ECLI:NL:GHAMS:2016:3616
Gerechtshof Amsterdam
- Hoger beroep
- J.L. Bruinsma
- H.M.J. Quaedvlieg
- J.H. Wesselink
- Rechtspraak.nl
Beoordeling van de gevangenhouding van een verdachte in hoger beroep met betrekking tot onvoldoende ernstige bezwaren
In deze zaak heeft het Gerechtshof Amsterdam op 7 september 2016 uitspraak gedaan in hoger beroep tegen de beschikking van de rechtbank Amsterdam van 15 augustus 2016, die een bevel tot gevangenhouding van de verdachte inhield. De verdachte, geboren in 1992 en thans verblijvende in het huis van bewaring Almere Binnen, heeft hoger beroep ingesteld tegen deze beschikking.
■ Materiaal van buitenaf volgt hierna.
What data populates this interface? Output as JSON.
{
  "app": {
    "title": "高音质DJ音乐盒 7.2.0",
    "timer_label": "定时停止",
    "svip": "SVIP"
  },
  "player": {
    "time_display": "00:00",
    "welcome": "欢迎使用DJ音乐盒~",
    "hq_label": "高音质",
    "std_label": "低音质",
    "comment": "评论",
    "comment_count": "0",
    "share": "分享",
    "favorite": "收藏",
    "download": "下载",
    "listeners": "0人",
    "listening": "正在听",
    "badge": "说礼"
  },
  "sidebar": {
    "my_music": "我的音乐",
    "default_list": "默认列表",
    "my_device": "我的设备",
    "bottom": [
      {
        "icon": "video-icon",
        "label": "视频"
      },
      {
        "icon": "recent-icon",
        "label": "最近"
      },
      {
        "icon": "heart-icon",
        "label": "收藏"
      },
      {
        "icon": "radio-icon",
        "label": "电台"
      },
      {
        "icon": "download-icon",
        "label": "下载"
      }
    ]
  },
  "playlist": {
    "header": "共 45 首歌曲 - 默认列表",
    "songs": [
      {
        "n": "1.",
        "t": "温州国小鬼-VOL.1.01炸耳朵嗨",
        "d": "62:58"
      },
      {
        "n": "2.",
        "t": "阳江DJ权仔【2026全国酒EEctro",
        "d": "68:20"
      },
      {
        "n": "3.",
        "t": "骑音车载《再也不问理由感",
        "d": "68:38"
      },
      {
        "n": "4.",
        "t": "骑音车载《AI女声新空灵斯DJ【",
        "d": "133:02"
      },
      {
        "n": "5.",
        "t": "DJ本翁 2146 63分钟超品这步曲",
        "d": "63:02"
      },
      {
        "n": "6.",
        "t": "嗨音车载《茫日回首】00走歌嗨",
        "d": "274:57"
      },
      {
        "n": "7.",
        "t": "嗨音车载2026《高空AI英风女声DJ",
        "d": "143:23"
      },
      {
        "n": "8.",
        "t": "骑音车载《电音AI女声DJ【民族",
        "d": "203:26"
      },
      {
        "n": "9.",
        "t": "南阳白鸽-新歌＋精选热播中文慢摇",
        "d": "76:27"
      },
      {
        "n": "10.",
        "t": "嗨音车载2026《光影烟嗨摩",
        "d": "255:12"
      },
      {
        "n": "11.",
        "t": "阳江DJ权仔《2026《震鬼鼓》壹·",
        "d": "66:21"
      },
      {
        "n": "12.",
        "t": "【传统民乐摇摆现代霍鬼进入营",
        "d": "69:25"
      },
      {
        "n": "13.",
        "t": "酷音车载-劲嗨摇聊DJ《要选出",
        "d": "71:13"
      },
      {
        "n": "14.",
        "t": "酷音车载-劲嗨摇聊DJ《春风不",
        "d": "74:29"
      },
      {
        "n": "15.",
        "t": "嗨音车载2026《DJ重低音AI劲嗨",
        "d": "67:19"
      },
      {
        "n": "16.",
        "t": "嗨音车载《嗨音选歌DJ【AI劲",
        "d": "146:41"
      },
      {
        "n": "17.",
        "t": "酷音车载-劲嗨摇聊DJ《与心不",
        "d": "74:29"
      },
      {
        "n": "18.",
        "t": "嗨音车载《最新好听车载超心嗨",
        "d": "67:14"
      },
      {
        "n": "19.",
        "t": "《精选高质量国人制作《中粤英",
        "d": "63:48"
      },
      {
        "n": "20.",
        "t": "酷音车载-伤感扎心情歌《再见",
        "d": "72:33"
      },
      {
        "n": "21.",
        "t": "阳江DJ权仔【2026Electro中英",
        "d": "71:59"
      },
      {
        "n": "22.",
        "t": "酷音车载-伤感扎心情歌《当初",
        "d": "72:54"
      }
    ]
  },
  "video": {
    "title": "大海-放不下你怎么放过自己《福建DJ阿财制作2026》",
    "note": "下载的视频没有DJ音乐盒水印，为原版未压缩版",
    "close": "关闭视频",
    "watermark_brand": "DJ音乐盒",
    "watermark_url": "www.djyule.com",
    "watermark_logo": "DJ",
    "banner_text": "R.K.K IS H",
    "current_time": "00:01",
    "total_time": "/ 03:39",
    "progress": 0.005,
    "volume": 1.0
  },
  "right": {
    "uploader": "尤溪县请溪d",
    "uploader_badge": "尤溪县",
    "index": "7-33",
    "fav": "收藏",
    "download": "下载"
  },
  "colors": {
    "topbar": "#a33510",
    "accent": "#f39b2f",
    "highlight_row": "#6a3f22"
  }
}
Het hof heeft kennisgenomen van de relevante stukken en heeft zowel de advocaat-generaal als de verdachte, bijgestaan door zijn raadsman, gehoord.
Het hof heeft vastgesteld dat er onvoldoende ernstige bezwaren zijn voor het tweede feit dat in de vordering tot inbewaringstelling is vermeld. De verdachte heeft een niet onaannemelijke verklaring afgelegd en er is een getuige die nog gehoord moet worden, wat tot nu toe niet is gebeurd. Gezien het tijdsverloop en het ontbreken van ernstige bezwaren voor feit 2, heeft het hof besloten om de gevangenhouding te beperken.
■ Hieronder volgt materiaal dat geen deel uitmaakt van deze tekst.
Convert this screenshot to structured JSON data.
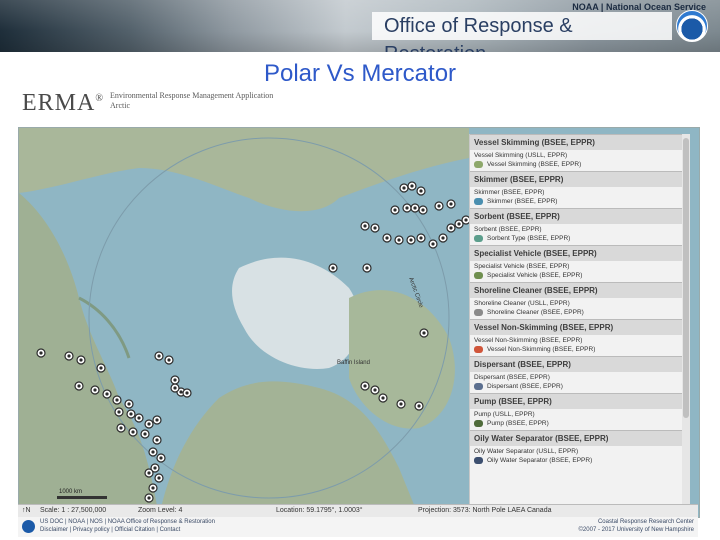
{
  "banner": {
    "agency_line": "NOAA | National Ocean Service",
    "office_title": "Office of Response & Restoration",
    "logo_text": "NOAA"
  },
  "slide": {
    "title": "Polar Vs Mercator"
  },
  "erma": {
    "logo": "ERMA",
    "reg": "®",
    "subtitle_line1": "Environmental Response Management Application",
    "subtitle_line2": "Arctic"
  },
  "map": {
    "scalebar_label": "1000 km",
    "places": [
      {
        "label": "Baffin Island"
      },
      {
        "label": "Arctic Circle"
      }
    ],
    "colors": {
      "ocean": "#8fb6c4",
      "land": "#a9b79a",
      "land_dark": "#7f9a83",
      "ice": "#d8e1e4"
    }
  },
  "legend": {
    "sections": [
      {
        "header": "Vessel Skimming (BSEE, EPPR)",
        "sub": "Vessel Skimming (USLL, EPPR)",
        "item": "Vessel Skimming (BSEE, EPPR)",
        "color": "#8ea86b"
      },
      {
        "header": "Skimmer (BSEE, EPPR)",
        "sub": "Skimmer (BSEE, EPPR)",
        "item": "Skimmer (BSEE, EPPR)",
        "color": "#4a8fb0"
      },
      {
        "header": "Sorbent (BSEE, EPPR)",
        "sub": "Sorbent (BSEE, EPPR)",
        "item": "Sorbent Type (BSEE, EPPR)",
        "color": "#5c9e8c"
      },
      {
        "header": "Specialist Vehicle (BSEE, EPPR)",
        "sub": "Specialist Vehicle (BSEE, EPPR)",
        "item": "Specialist Vehicle (BSEE, EPPR)",
        "color": "#6f8f4f"
      },
      {
        "header": "Shoreline Cleaner (BSEE, EPPR)",
        "sub": "Shoreline Cleaner (USLL, EPPR)",
        "item": "Shoreline Cleaner (BSEE, EPPR)",
        "color": "#8a8a8a"
      },
      {
        "header": "Vessel Non-Skimming (BSEE, EPPR)",
        "sub": "Vessel Non-Skimming (BSEE, EPPR)",
        "item": "Vessel Non-Skimming (BSEE, EPPR)",
        "color": "#d0553a"
      },
      {
        "header": "Dispersant (BSEE, EPPR)",
        "sub": "Dispersant (BSEE, EPPR)",
        "item": "Dispersant (BSEE, EPPR)",
        "color": "#5b6f8f"
      },
      {
        "header": "Pump (BSEE, EPPR)",
        "sub": "Pump (USLL, EPPR)",
        "item": "Pump (BSEE, EPPR)",
        "color": "#4f6b3a"
      },
      {
        "header": "Oily Water Separator (BSEE, EPPR)",
        "sub": "Oily Water Separator (USLL, EPPR)",
        "item": "Oily Water Separator (BSEE, EPPR)",
        "color": "#3c4f6f"
      }
    ]
  },
  "status": {
    "scale_label": "Scale: 1 : 27,500,000",
    "zoom_label": "Zoom Level: 4",
    "location_label": "Location: 59.1795°, 1.0003°",
    "projection_label": "Projection: 3573: North Pole LAEA Canada"
  },
  "footer": {
    "left_line1": "US DOC | NOAA | NOS | NOAA Office of Response & Restoration",
    "left_line2": "Disclaimer | Privacy policy | Official Citation | Contact",
    "right_line1": "Coastal Response Research Center",
    "right_line2": "©2007 - 2017 University of New Hampshire"
  }
}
Voor het eerste feit in de vordering tot inbewaringstelling zijn er echter wel voldoende ernstige bezwaren aanwezig. Het hof heeft daarom besloten de duur van de gevangenhouding te beperken tot 60 dagen, in afwachting van de uitkomst van het forensisch onderzoek. De beschikking van de rechtbank is vernietigd en de gevangenhouding is bevolen voor de duur van 60 dagen voor het eerste feit.